According to a press release dated February 9, 2007, a federal judge has certified a lawsuit against NovaStar Financial as a class action, reported the Kansas City Business Journal.U.S. District Court Judge Ortrie Smith ruled on Thursday that the plaintiffs met the conditions required for class-action status, the Kansas City paper reported. The newspaper also took note, however, of NovaStar arguments that Milberg Weiss had changed its original theory in the case to pursue a different line of attack. Judge Smith reportedly ruled that the matter would be addressed during the summary judgment stage of the trial.

On March 31, 2006, the plaintiffs filed a motion to certify the class. The motion is currently pending before the court.

According to a press release dated May 12, 2005, Entwistle & Cappucci LLP announces that the United States District Court for the Western District of Missouri has denied the Defendants' motion to dismiss in the Novastar Financial, Inc. Securities Litigation. In its May 12, 2005 decision, the Court determined that based upon Novastar's alleged failure to inform investors about government investigations and fines in two states resulting from its regulatory violations, combined with filings by the company stressing the importance of complying with state regulations and noting the possible effect such compliance may have on its operations and profitability, Novastar's omissions were not immaterial as a matter of law. The Court additionally held that "upon review of the allegedly false or misleading statements made by Defendants, the allegedly illegal behavior in which Defendants engaged, and the benefits allegedly reaped by Defendants, the Court finds that Plaintiffs have sufficiently plead scienter." Novastar investors are represented in this matter by Entwistle & Cappucci LLP and Milberg Weiss Bershad & Schulman LLP. Pursuant to the Court's decision, these firms will now commence formal discovery of Novastar and its senior executives, including requesting that the company produce certain documents relevant to the litigation and requiring its senior executives to appear for depositions.

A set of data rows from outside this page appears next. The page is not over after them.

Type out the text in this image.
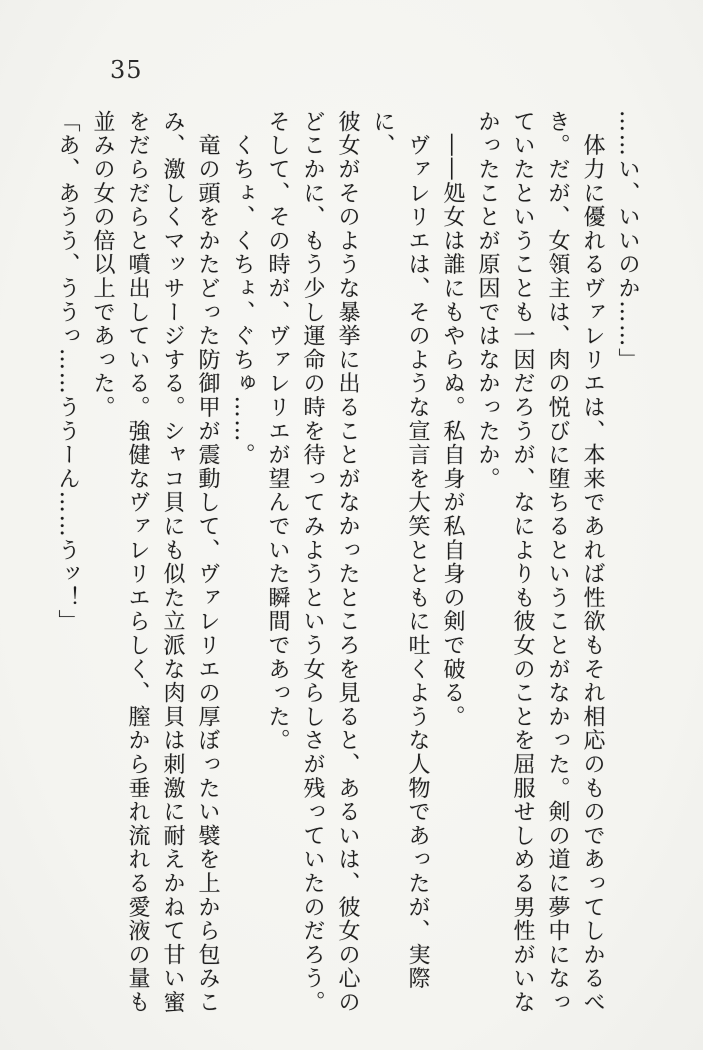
35

……い、いいのか……」

　体力に優れるヴァレリエは、本来であれば性欲もそれ相応のものであってしかるべ

き。だが、女領主は、肉の悦びに堕ちるということがなかった。剣の道に夢中になっ

ていたということも一因だろうが、なによりも彼女のことを屈服せしめる男性がいな

かったことが原因ではなかったか。

　――処女は誰にもやらぬ。私自身が私自身の剣で破る。

　ヴァレリエは、そのような宣言を大笑とともに吐くような人物であったが、実際に、

彼女がそのような暴挙に出ることがなかったところを見ると、あるいは、彼女の心の

どこかに、もう少し運命の時を待ってみようという女らしさが残っていたのだろう。

そして、その時が、ヴァレリエが望んでいた瞬間であった。

　くちょ、くちょ、ぐちゅ……。

　竜の頭をかたどった防御甲が震動して、ヴァレリエの厚ぼったい襞を上から包みこ

み、激しくマッサージする。シャコ貝にも似た立派な肉貝は刺激に耐えかねて甘い蜜

をだらだらと噴出している。強健なヴァレリエらしく、膣から垂れ流れる愛液の量も

並みの女の倍以上であった。

「あ、あうう、ううっ……ううーん……うッ！」
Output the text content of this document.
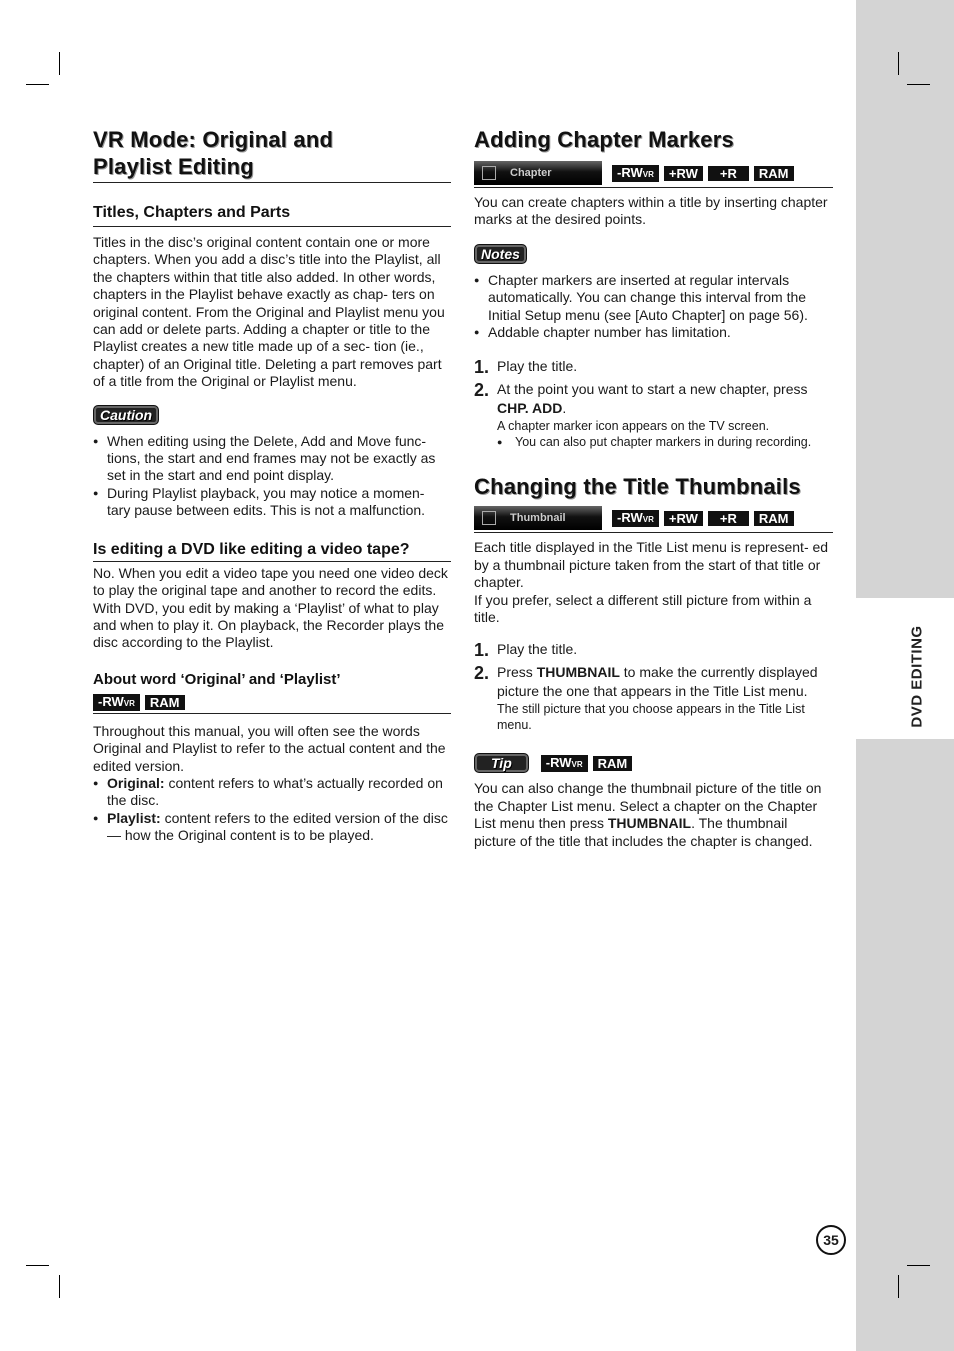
DVD EDITING
VR Mode: Original and
Playlist Editing
Titles, Chapters and Parts

Titles in the disc’s original content contain one or more chapters. When you add a disc’s title into the Playlist, all the chapters within that title also added. In other words, chapters in the Playlist behave exactly as chap- ters on original content. From the Original and Playlist menu you can add or delete parts. Adding a chapter or title to the Playlist creates a new title made up of a sec- tion (ie., chapter) of an Original title. Deleting a part removes part of a title from the Original or Playlist menu.

Caution
● When editing using the Delete, Add and Move func- tions, the start and end frames may not be exactly as set in the start and end point display.
● During Playlist playback, you may notice a momen- tary pause between edits. This is not a malfunction.
Is editing a DVD like editing a video tape?

No. When you edit a video tape you need one video deck to play the original tape and another to record the edits. With DVD, you edit by making a ‘Playlist’ of what to play and when to play it. On playback, the Recorder plays the disc according to the Playlist.

About word ‘Original’ and ‘Playlist’
-RWVR	RAM

Throughout this manual, you will often see the words Original and Playlist to refer to the actual content and the edited version.

● Original: content refers to what’s actually recorded on the disc.
● Playlist: content refers to the edited version of the disc — how the Original content is to be played.
Adding Chapter Markers
Chapter	-RWVR	+RW	+R	RAM

You can create chapters within a title by inserting chapter marks at the desired points.

Notes
● Chapter markers are inserted at regular intervals automatically. You can change this interval from the Initial Setup menu (see [Auto Chapter] on page 56).
● Addable chapter number has limitation.
1. Play the title.
2. At the point you want to start a new chapter, press
CHP. ADD.
A chapter marker icon appears on the TV screen.
● You can also put chapter markers in during recording.
Changing the Title Thumbnails
Thumbnail	-RWVR	+RW	+R	RAM

Each title displayed in the Title List menu is represent- ed by a thumbnail picture taken from the start of that title or chapter.

If you prefer, select a different still picture from within a title.

1. Play the title.
2. Press THUMBNAIL to make the currently displayed picture the one that appears in the Title List menu.
The still picture that you choose appears in the Title List menu.
Tip	-RWVR	RAM

You can also change the thumbnail picture of the title on the Chapter List menu. Select a chapter on the Chapter List menu then press THUMBNAIL. The thumbnail picture of the title that includes the chapter is changed.

35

The original complaint alleges that defendants violated federal securities laws by issuing a series of materially false and misleading statements to the market throughout the Class Period which statements had the effect of artificially inflating the market price of the Company's securities. More specifically, the complaint charges defendants with violations of Sections 10(b) and 20(a) of the Securities Exchange Act of 1934 and Rule 10b-5 promulgated thereunder.

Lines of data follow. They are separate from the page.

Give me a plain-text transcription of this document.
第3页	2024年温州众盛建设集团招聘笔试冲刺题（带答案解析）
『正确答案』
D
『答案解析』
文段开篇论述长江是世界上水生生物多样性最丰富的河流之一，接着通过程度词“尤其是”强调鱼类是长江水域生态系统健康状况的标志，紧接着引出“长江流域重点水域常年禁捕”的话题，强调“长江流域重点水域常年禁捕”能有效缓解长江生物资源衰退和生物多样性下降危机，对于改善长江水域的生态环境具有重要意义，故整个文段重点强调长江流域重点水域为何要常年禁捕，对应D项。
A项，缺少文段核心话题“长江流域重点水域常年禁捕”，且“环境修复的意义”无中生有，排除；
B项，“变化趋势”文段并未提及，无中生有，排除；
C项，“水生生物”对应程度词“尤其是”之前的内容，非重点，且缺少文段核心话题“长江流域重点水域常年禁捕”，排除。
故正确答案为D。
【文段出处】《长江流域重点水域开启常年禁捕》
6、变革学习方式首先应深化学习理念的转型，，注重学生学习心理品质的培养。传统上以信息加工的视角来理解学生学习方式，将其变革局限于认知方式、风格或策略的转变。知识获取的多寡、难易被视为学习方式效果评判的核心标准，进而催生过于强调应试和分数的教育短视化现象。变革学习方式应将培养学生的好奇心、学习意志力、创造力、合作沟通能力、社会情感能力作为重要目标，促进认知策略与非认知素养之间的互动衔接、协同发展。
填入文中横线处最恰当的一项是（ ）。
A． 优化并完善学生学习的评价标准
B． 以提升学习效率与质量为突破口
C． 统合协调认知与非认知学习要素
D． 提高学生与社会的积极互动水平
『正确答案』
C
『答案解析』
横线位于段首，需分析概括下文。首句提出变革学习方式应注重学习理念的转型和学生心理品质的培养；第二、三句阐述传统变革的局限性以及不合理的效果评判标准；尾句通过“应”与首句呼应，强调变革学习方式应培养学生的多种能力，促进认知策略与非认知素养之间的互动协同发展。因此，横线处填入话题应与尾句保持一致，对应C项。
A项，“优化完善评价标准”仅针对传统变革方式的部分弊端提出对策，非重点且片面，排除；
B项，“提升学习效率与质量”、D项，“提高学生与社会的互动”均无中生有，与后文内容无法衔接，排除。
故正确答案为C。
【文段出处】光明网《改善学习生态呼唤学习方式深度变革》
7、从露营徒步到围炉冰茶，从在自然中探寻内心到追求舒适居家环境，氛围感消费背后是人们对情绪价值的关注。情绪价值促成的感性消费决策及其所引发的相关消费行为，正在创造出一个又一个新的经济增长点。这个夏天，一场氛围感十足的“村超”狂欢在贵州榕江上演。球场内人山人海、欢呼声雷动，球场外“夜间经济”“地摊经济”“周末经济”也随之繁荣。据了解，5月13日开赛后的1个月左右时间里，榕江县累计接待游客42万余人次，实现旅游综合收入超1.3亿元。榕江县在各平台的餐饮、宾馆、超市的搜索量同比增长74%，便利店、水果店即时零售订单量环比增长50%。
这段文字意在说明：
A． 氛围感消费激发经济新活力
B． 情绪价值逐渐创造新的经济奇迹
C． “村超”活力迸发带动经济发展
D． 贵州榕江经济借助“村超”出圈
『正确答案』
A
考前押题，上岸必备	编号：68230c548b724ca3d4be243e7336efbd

The complaint alleges that defendants failed to disclose and misrepresented the following material adverse facts which were then known to defendants or recklessly disregarded by them: (1) that the Company was operating branches in various states without obtaining the necessary regulatory licenses. Accordingly, a material amount of the Company's branch offices were conducting business in violation of the applicable laws and regulations; (2) that the risk of the Company being subject to adverse regulatory action was heightened given the aforementioned facts. Accordingly, Novastar's purported risk disclosures concerning regulatory oversight did not constitute meaningful cautionary language; and (3) that the Company was materially overstating the growth of its network of branches as many of those purported branches either did not actually exist or were operating in violation of applicable law.

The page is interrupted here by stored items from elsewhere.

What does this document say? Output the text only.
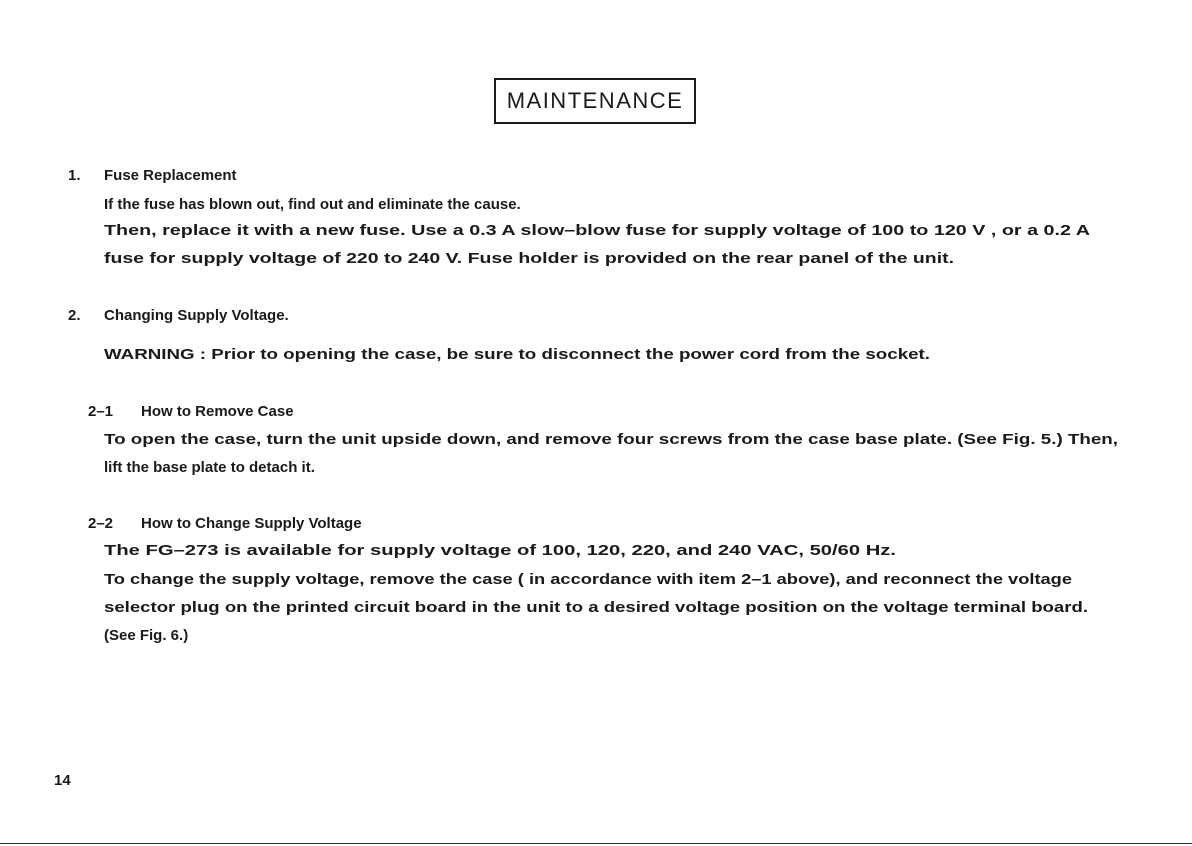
MAINTENANCE
1. Fuse Replacement
If the fuse has blown out, find out and eliminate the cause.
Then, replace it with a new fuse. Use a 0.3 A slow–blow fuse for supply voltage of 100 to 120 V , or a 0.2 A
fuse for supply voltage of 220 to 240 V. Fuse holder is provided on the rear panel of the unit.
2. Changing Supply Voltage.
WARNING : Prior to opening the case, be sure to disconnect the power cord from the socket.
2–1 How to Remove Case
To open the case, turn the unit upside down, and remove four screws from the case base plate. (See Fig. 5.) Then,
lift the base plate to detach it.
2–2 How to Change Supply Voltage
The FG–273 is available for supply voltage of 100, 120, 220, and 240 VAC, 50/60 Hz.
To change the supply voltage, remove the case ( in accordance with item 2–1 above), and reconnect the voltage
selector plug on the printed circuit board in the unit to a desired voltage position on the voltage terminal board.
(See Fig. 6.)
14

The complaint further alleges that the Company's compliance problems were exposed by The Wall Street Journal, in an April 12, 2004 article entitled 'Outside Audit: Novastar's Rise Has A Ring Of Deja Vu.' The article reported that in February 2004, Nevada state authorities ordered Novastar to cease operations there after a finding that none of the Company's branches were licensed to do business in the state. Furthermore, according to the article, 'Nevada's top mortgage-lending regulator said he found that most of the 15 branches that Novastar claimed to have in the state didn't actually exist.' In response to the facts revealed in the aforementioned news article, the price of Novastar common stock dropped from $54.18 per share to $37.50 per share on extremely heavy trading volume.